Drugs with names such as aripiprazole, clozapine, risperidone and quetiapine have a compelling currency which many doctors find hard to resist while the use of faded, veteran drugs, often those given by injection, is felt to be regressive and to indicate a failure to move with the pharmacological times. In fact, the developing science of pharmacogenetics suggests that the instinct of old-timer nurses and even social workers that somehow drug A seemed in a strange way to suit patient B was on the right objective, scientific track.  The side-effects which accompanied traditional medications were reasonably well-treated with another medication, a practice common in physical medicine, rather than by stopping and swapping the primary drug.

 

The motherhood of recovery and the apple-pie of self-directed care have shifted focus and finance away from the detection and treatment of illness.
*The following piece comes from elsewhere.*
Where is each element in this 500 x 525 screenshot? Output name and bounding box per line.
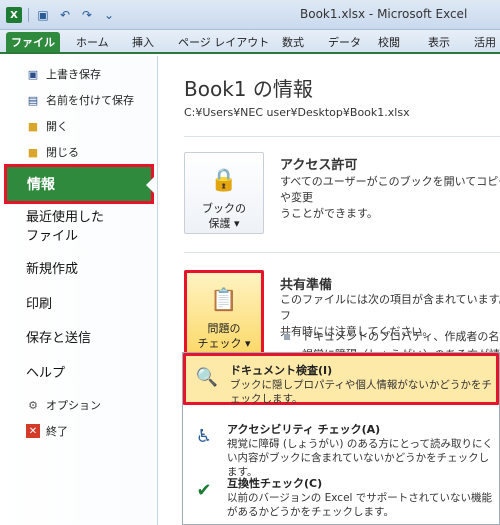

What used to be an illness service with narrow and limited but therefore achievable and pragmatic aims has morphed into a grandiose, idealised project with a seam of inefficiency and disappointment running right through it: the NHS as good doctor has become the NHS as good parent. 

 

Fantasy shuts out the empirically obvious: that if you optimise treatment, you minimise risk and maximise opportunity. Patients, the public and overburdened - at times desperate - staff are the casualties of the passive surveillance of much community psychiatry, laced with wishful optimism and constricted by the deadweight of bureaucracy which necessarily grows as it chases the fantasy.  Psychiatry needs to go back to its basic settings, and re-develop organically, simply and non-hierarchically behind a firewall which protects it against cyclical fashion and the grandiose excesses of policy-makers and vested interests. There are times when to be rudimentary is to be radical.